Whitney: What the Banks Won't Say Out Loud

Monday, August 11, 2008 11:58 AM

The credit crunch is far from over, says Oppenheimer analyst Meredith Whitney.

Bank write-offs will continue, financial stocks will continue to slide, and home values will continue to fall, Whitney tells Fortune magazine.

In addition, banks have yet to come clean about their mortgage-backed securities losses.

"I do not think we are near the end of write-downs," she says, "so I continue to see capital levels going lower, capital raises diluting existing shares further, and stocks going lower."

According to Whitney, more than 25 institutions will seek extra capital in the next two months. That includes Citigroup, UBS and, to a lesser degree, Bank of America.

All the hundreds of billions of capital so far as just plugged holes, not fed growth, she says.

In addition, many, such as Citi, will have to cut their dividends. Giving sizable dividends while simultaneously seeking more capital makes no sense, she says.

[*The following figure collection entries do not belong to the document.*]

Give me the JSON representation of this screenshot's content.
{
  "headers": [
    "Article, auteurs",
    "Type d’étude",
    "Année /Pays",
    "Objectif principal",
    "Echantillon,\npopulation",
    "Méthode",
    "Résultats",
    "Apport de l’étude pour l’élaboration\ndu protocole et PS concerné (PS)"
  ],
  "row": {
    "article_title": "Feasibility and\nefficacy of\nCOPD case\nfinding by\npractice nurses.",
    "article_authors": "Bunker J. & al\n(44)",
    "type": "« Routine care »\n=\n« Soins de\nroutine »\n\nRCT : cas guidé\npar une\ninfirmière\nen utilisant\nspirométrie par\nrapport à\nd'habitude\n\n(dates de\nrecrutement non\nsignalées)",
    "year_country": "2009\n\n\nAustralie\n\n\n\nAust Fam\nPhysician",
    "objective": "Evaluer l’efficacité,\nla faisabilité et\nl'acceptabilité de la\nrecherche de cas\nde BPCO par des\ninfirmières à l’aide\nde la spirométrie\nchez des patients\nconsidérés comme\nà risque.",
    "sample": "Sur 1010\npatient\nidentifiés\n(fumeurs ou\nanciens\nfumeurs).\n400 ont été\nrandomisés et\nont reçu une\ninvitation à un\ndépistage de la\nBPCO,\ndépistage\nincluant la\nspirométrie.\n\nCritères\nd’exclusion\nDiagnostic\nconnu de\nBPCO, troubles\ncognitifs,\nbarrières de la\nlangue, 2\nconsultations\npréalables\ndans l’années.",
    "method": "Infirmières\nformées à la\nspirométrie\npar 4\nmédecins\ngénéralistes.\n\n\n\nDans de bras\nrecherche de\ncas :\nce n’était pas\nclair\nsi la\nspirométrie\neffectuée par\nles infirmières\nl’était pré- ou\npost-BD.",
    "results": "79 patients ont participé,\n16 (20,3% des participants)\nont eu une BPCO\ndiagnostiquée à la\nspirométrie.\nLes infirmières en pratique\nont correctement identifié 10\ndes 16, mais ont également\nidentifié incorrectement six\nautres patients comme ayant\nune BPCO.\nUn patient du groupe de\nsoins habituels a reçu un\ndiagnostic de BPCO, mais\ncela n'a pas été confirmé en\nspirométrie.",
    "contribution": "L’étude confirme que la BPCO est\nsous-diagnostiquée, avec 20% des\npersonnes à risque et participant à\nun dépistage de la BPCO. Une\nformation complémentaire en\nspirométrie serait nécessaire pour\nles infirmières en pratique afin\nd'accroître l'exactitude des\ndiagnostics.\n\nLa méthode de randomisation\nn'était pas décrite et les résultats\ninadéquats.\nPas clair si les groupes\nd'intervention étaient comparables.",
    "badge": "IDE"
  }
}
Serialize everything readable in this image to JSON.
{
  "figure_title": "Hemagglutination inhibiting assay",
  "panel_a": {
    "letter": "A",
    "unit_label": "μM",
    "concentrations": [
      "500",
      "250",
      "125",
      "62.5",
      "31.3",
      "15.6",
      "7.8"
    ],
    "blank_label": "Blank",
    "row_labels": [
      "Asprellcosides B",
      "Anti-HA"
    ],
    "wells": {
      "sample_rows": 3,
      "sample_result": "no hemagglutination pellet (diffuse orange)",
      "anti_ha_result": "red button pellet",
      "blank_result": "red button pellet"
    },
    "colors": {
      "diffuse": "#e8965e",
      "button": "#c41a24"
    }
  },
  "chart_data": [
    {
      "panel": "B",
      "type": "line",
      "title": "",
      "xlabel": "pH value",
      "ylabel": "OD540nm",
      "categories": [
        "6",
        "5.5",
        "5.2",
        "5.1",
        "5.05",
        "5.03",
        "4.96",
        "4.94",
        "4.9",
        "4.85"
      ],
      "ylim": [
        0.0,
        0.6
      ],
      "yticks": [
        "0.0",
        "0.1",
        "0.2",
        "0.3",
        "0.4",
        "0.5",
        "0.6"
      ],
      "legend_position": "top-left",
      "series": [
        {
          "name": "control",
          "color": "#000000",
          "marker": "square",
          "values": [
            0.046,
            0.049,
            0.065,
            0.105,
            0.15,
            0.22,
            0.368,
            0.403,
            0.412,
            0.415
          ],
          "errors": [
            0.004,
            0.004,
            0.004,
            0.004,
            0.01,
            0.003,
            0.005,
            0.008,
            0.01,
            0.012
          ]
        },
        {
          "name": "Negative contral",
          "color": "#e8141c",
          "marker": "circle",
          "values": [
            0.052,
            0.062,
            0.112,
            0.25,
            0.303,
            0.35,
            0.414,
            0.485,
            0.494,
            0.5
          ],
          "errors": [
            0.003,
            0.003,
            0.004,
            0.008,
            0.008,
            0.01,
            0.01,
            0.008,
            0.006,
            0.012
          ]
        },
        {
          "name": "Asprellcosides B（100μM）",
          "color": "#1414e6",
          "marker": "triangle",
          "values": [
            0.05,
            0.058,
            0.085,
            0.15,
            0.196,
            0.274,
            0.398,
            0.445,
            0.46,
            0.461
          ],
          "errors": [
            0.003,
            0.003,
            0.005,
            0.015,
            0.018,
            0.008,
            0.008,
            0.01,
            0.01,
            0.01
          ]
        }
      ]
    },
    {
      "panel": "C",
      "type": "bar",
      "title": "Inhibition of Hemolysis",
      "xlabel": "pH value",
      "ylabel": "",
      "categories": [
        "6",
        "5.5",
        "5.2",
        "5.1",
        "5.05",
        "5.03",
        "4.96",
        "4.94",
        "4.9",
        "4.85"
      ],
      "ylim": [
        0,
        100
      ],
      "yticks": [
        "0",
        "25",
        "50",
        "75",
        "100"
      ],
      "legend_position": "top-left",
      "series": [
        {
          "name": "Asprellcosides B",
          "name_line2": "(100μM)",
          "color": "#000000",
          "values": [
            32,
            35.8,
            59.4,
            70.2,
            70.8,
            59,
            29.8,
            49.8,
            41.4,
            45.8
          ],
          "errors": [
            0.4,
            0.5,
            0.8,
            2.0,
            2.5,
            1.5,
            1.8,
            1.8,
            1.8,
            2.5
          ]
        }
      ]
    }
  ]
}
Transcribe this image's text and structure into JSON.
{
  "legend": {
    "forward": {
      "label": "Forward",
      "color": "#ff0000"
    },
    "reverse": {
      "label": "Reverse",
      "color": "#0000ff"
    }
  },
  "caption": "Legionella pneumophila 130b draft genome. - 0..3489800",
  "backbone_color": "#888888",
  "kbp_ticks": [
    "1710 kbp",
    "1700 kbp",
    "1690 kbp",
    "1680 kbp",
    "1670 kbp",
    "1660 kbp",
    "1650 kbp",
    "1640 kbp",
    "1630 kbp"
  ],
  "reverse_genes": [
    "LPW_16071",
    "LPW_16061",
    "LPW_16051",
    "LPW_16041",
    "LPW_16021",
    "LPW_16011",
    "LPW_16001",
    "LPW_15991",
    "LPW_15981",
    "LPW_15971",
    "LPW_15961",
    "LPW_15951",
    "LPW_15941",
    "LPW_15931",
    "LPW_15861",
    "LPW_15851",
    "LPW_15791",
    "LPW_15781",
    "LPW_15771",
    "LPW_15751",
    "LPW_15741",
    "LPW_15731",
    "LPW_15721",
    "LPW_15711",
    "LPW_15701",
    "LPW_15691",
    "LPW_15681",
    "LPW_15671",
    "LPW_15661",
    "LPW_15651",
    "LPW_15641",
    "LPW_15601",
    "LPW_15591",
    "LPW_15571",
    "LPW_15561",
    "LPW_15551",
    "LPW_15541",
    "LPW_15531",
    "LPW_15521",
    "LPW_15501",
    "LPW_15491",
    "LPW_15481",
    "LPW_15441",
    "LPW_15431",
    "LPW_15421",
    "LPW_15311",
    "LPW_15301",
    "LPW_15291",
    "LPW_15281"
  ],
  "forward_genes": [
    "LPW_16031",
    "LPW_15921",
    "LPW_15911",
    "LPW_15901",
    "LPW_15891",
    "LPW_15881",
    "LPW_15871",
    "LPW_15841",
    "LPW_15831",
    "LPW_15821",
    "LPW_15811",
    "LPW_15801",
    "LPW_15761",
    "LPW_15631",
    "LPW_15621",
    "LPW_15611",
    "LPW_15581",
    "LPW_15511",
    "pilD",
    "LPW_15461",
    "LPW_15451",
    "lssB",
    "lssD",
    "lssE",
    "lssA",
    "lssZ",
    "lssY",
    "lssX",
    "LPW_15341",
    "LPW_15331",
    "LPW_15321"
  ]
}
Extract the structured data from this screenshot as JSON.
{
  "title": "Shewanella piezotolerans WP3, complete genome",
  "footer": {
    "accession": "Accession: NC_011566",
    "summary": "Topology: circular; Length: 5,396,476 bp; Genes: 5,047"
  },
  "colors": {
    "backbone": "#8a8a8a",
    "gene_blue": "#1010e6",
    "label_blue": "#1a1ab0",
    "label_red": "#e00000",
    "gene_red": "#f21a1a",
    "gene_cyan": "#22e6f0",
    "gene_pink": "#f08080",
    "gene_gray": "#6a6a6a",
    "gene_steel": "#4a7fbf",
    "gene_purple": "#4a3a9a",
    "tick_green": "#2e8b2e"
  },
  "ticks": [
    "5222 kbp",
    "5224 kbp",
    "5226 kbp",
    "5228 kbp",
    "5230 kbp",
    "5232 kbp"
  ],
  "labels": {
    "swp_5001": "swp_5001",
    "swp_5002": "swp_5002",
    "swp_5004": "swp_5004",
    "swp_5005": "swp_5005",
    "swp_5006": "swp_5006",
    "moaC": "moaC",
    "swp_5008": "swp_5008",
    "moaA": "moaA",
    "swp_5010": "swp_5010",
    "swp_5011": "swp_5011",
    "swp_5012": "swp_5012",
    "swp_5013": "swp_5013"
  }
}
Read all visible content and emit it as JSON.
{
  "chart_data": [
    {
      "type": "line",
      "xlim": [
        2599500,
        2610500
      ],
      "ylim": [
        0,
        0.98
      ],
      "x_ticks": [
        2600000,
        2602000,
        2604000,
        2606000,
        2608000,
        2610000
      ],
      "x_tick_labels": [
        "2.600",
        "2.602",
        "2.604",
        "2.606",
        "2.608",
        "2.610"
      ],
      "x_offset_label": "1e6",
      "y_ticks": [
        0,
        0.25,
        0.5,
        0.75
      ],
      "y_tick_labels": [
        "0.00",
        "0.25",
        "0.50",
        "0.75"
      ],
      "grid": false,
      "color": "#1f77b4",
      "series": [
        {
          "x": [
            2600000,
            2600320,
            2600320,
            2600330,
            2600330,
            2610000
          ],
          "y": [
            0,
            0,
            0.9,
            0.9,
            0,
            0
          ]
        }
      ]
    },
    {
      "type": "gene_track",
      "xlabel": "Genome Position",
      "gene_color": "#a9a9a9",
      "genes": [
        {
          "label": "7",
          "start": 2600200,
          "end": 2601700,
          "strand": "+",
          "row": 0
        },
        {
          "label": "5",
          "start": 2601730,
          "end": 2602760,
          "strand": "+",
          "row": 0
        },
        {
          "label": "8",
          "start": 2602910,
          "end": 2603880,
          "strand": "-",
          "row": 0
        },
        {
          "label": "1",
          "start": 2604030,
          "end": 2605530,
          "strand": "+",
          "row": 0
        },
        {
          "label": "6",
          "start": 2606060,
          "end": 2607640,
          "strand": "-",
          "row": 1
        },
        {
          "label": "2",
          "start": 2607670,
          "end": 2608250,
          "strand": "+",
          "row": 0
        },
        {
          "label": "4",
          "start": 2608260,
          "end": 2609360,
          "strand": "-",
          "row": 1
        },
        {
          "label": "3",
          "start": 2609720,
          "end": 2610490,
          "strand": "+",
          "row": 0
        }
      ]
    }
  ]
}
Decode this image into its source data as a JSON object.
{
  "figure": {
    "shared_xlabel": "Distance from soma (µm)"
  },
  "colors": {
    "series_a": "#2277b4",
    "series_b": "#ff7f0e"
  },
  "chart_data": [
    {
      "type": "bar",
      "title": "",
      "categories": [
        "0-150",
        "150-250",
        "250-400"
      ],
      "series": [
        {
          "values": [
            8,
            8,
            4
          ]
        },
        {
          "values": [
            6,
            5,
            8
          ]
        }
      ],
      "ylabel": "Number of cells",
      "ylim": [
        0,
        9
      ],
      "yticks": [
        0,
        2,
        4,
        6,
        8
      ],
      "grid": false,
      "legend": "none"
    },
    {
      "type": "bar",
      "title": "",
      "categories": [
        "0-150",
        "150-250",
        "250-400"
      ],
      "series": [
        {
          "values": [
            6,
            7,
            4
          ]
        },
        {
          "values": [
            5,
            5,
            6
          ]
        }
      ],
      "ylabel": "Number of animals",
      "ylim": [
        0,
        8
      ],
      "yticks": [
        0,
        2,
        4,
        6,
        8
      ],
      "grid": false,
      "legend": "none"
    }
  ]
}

An incestuous relationship between banks and credit rating agencies that helped cause the credit crunch will continue to plague banks, Whitney says.

Rating agencies, paid by the bond issuers to rate their bonds, gave the securities high marks. When loans backing the bonds went bad, the agencies came under fire.

Now Moody's and Standard & Poor's are downgrading ratings in a hurry. That creates a vicious cycle, since downgrades force banks to improve capital ratios by issuing new stock, which in turn dilutes stock values.

"You're going to have this stealth pressure on bank balance sheets until you start to see the ratio of downgrades to upgrades change," Whitney says.

Falling home values also will hurt financials, Whitney predicts. While banks typically expect home values to fall 20 percent to 25 percent from their peaks, the Case-Shiller housing futures index predicts a 33 percent decline.

Whitney goes even further, and predicting a drop approaching 40 percent.

The disappearance of the securitization market and loss of credit to consumers are to blame, she says. Unable to sell mortgage bonds, big banks cannot lend as much.

That, in turn, makes it difficult for consumers to buy homes, which pushes home prices even lower.

Banks must slash expenses to reflect the loss of securitization, Whitney says. In fact, banks have laid off about 7 percent of their employees so far this year, but some estimate they will have to shed up 25 percent.